Towards site-independent calibration of in situ soil pH sensor data: Relevance of spatial and temporal proximity, sample size and data spread for calibration model performance

Proximal soil sensing data usually require calibration to extract meaningful information, e.g. for precision agriculture. For optimal application, calibration modeling is typically based on reference data collected from field-wise sampling. However, this approach is neither time- nor cost-effective and hinders the adoption of proximal soil sensing in practical agriculture. Thus, minimizing calibration sampling is essential.
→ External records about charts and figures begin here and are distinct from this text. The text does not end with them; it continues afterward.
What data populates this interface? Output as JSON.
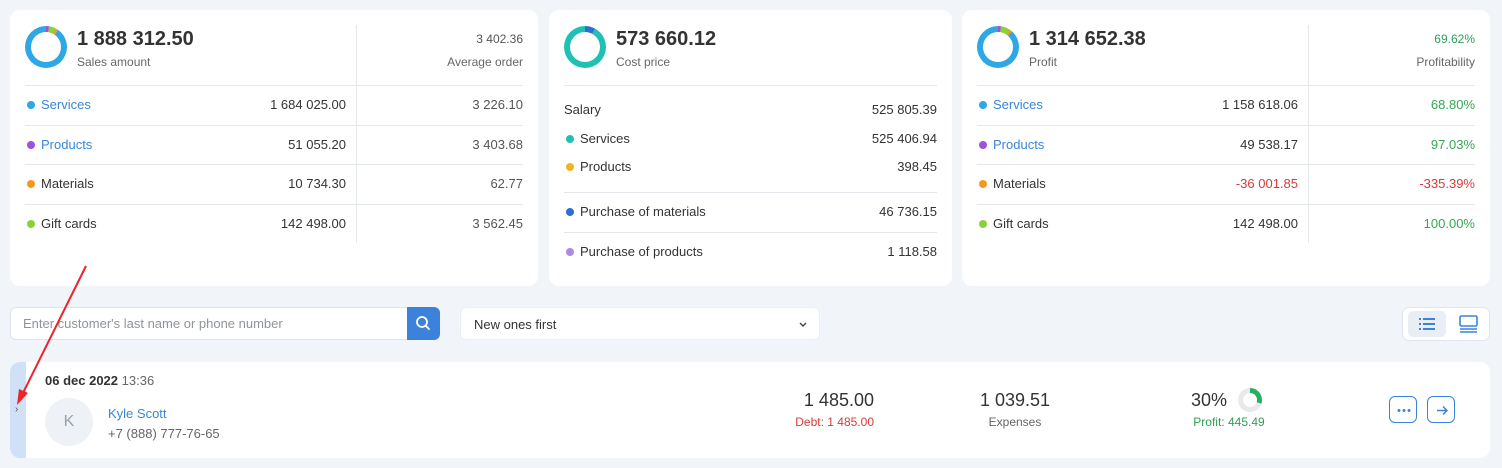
{
  "sales": {
    "total": "1 888 312.50",
    "total_label": "Sales amount",
    "avg": "3 402.36",
    "avg_label": "Average order",
    "rows": [
      {
        "label": "Services",
        "value": "1 684 025.00",
        "avg": "3 226.10",
        "color": "#2ea8e5"
      },
      {
        "label": "Products",
        "value": "51 055.20",
        "avg": "3 403.68",
        "color": "#9c55d9"
      },
      {
        "label": "Materials",
        "value": "10 734.30",
        "avg": "62.77",
        "color": "#f39a1e"
      },
      {
        "label": "Gift cards",
        "value": "142 498.00",
        "avg": "3 562.45",
        "color": "#8ccf3a"
      }
    ]
  },
  "cost": {
    "total": "573 660.12",
    "total_label": "Cost price",
    "salary_label": "Salary",
    "salary_value": "525 805.39",
    "rows": [
      {
        "label": "Services",
        "value": "525 406.94",
        "color": "#1ec1b3"
      },
      {
        "label": "Products",
        "value": "398.45",
        "color": "#f0b51e"
      },
      {
        "label": "Purchase of materials",
        "value": "46 736.15",
        "color": "#2b6fd6"
      },
      {
        "label": "Purchase of products",
        "value": "1 118.58",
        "color": "#a98be3"
      }
    ]
  },
  "profit": {
    "total": "1 314 652.38",
    "total_label": "Profit",
    "rate": "69.62%",
    "rate_label": "Profitability",
    "rows": [
      {
        "label": "Services",
        "value": "1 158 618.06",
        "rate": "68.80%",
        "color": "#2ea8e5"
      },
      {
        "label": "Products",
        "value": "49 538.17",
        "rate": "97.03%",
        "color": "#9c55d9"
      },
      {
        "label": "Materials",
        "value": "-36 001.85",
        "rate": "-335.39%",
        "color": "#f39a1e"
      },
      {
        "label": "Gift cards",
        "value": "142 498.00",
        "rate": "100.00%",
        "color": "#8ccf3a"
      }
    ]
  },
  "search": {
    "placeholder": "Enter customer's last name or phone number"
  },
  "sort": {
    "selected": "New ones first"
  },
  "order": {
    "date": "06 dec 2022",
    "time": "13:36",
    "avatar_letter": "K",
    "customer_name": "Kyle Scott",
    "customer_phone": "+7 (888) 777-76-65",
    "total": "1 485.00",
    "debt": "Debt: 1 485.00",
    "expenses": "1 039.51",
    "expenses_label": "Expenses",
    "profit_percent": "30%",
    "profit_fraction": 0.3,
    "profit": "Profit: 445.49"
  },
  "colors": {
    "accent": "#3d82da",
    "negative": "#d63b3b",
    "positive": "#2e9f57",
    "annotation": "#e8262b"
  },
  "icons": [
    "search-icon",
    "chevron-down-icon",
    "list-view-icon",
    "card-view-icon",
    "chevron-right-icon",
    "more-icon",
    "arrow-right-icon"
  ]
}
For the case of pH mapping in precision agriculture, we have investigated whether calibration efforts can be reduced by reference sampling, which is less dependent on location and timing. This study utilized 612 sensor and standard lab pH measurements from 62 fields of two farms in Northeast Germany. We assess the effects of spatial and temporal proximity, sample size and data spread on the performance of univariate linear regression models for pH sensor data calibration. Moreover, the performance of site-independent calibration was analyzed for five domain levels: (i) regional, (ii) farm, (iii) spatial neighborhood (NH), (iv) temporal NH and (v) field. This multi-level approach aims at assessing the generalizability of calibration models.

Partial correlation analysis revealed that sample size is the most crucial factor for optimizing model performance. Field-wise calibration yielded a 34 % lower mean RMSE than regional, farm, or neighborhood models but required the most reference samples. In contrast, neighborhood models reduced sample size by approximately 74 %, farm models by 87 % and the regional model by 86 %, while achieving similar RMSEs. Thus, farm or regional models can significantly reduce sampling effort and costs in practical precision agriculture. The spread of the pH value was the next important factor influencing model performance. The pH range in the sensor measurements selected for calibration should be larger than 1 unit to obtain good quality calibration models. Finally, spatial and temporal dispersion had the least effect on calibration performance.